Oscar Pistorius Murder Trial: Defense Presents Texts To Illustrate Romance Between Paralympian, Slain Model Reeva Steenkamp
March 25 2014, Published 10:25 a.m. ET
Oscar Pistorius' murder trial trudged on in South Africa's Pretoria Magistrate's Court Tuesday, when the defense presented in evidence, a series of text messages between their client and girlfriend Reeva Steenkamp, to illustrate the deep love the two shared prior to Feb. 13, 2013, the night he fatally shot her.
Defense attorney Barry Roux -- countering Monday's previous admission of texts that showed the couple arguing, and Steenkamp's professed fear, at times, of the double-amputee superstar -- presented media in the form of video and texts in which the then-lovers displayed their affection for one another.
In one Jan. 19 back-and-forth, less than a month before the fateful shooting, Steenkamp sent a selfie to Pistorius blowing a kiss and asking him, "You like it?"
He replied, "I love it," and she answered back, "So warm."
Ten days before, Steenkamp sent Pistorius a message telling the athlete, "You are a very special person. You deserve to be looked after."
The texts were a small sample of the 1,700 communications between Steenkamp and Pistorius that authorities extracted from their phones to be used as evidence in both the investigation and the trial. Electronic gadgets police reviewed from the scene of the shooting included a pair of BlackBerry phones, two iPhones, two iPads and an Apple desktop.
Chief prosecutor Gerrie Nel said in response that the couple spent far more time arguing than texting sweet nothings to one another.

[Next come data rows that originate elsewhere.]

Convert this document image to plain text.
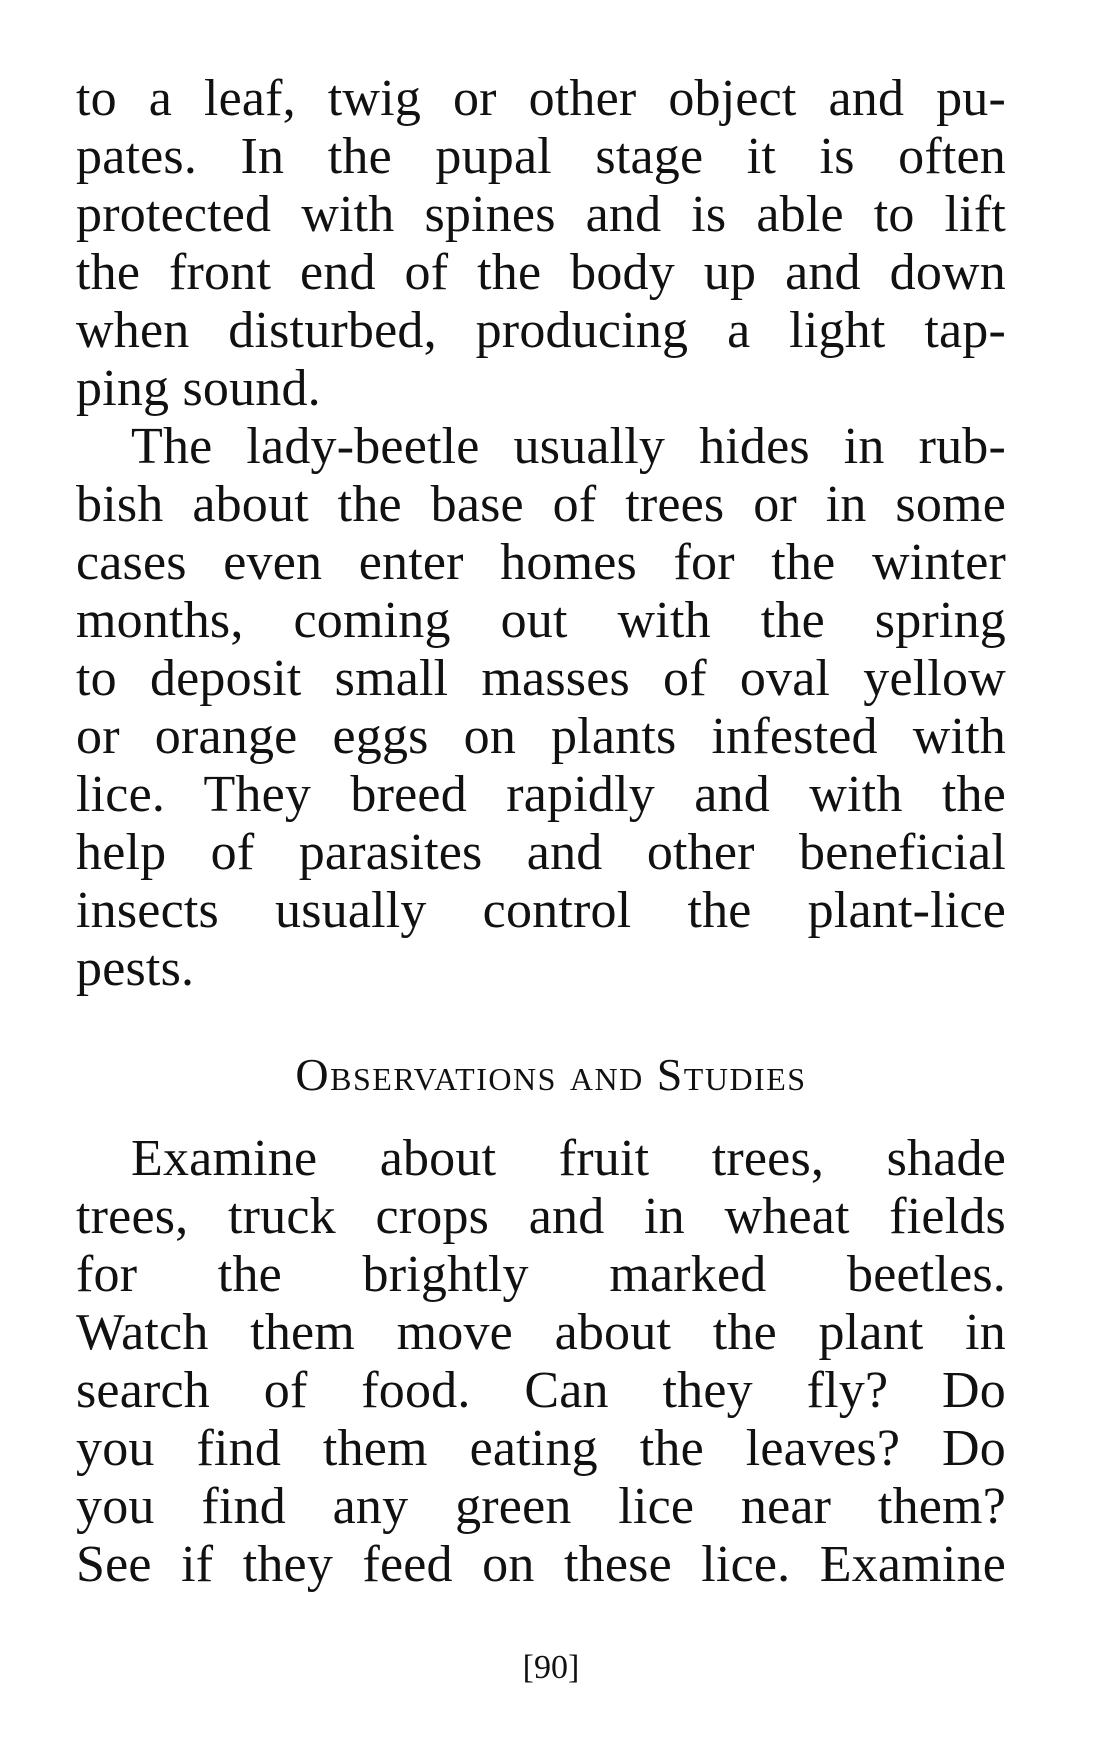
to a leaf, twig or other object and pu-
pates. In the pupal stage it is often
protected with spines and is able to lift
the front end of the body up and down
when disturbed, producing a light tap-
ping sound.
The lady-beetle usually hides in rub-
bish about the base of trees or in some
cases even enter homes for the winter
months, coming out with the spring
to deposit small masses of oval yellow
or orange eggs on plants infested with
lice. They breed rapidly and with the
help of parasites and other beneficial
insects usually control the plant-lice
pests.
Observations and Studies
Examine about fruit trees, shade
trees, truck crops and in wheat fields
for the brightly marked beetles.
Watch them move about the plant in
search of food. Can they fly? Do
you find them eating the leaves? Do
you find any green lice near them?
See if they feed on these lice. Examine
[90]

Roux also submitted a clip of Pistorius, 27, and Steenkamp, 29, kissing one another while in a convenience store, which Nel dubbed irrelevant to the trial, as he said he could have submit into evidence video of Pistorius on the firing range.
Watch the video on RadarOnline.com
As we previously reported, should the athlete be convicted of premeditated murder, he could be sentenced up to life with a 25-year minimum sentence. If convicted of murder, he could face up to 15 years in custody.
With no jury trials in South Africa, Pistorius' fate rests in the hands of presiding judge Thokozile Masipa. In South Africa, where Pistorius had been acknowledged as a sports superstar, the legal proceedings have been dubbed "the trial of the century," the same moniker media pundits in the states referred to the O.J. Simpson trial as in the mid-90s.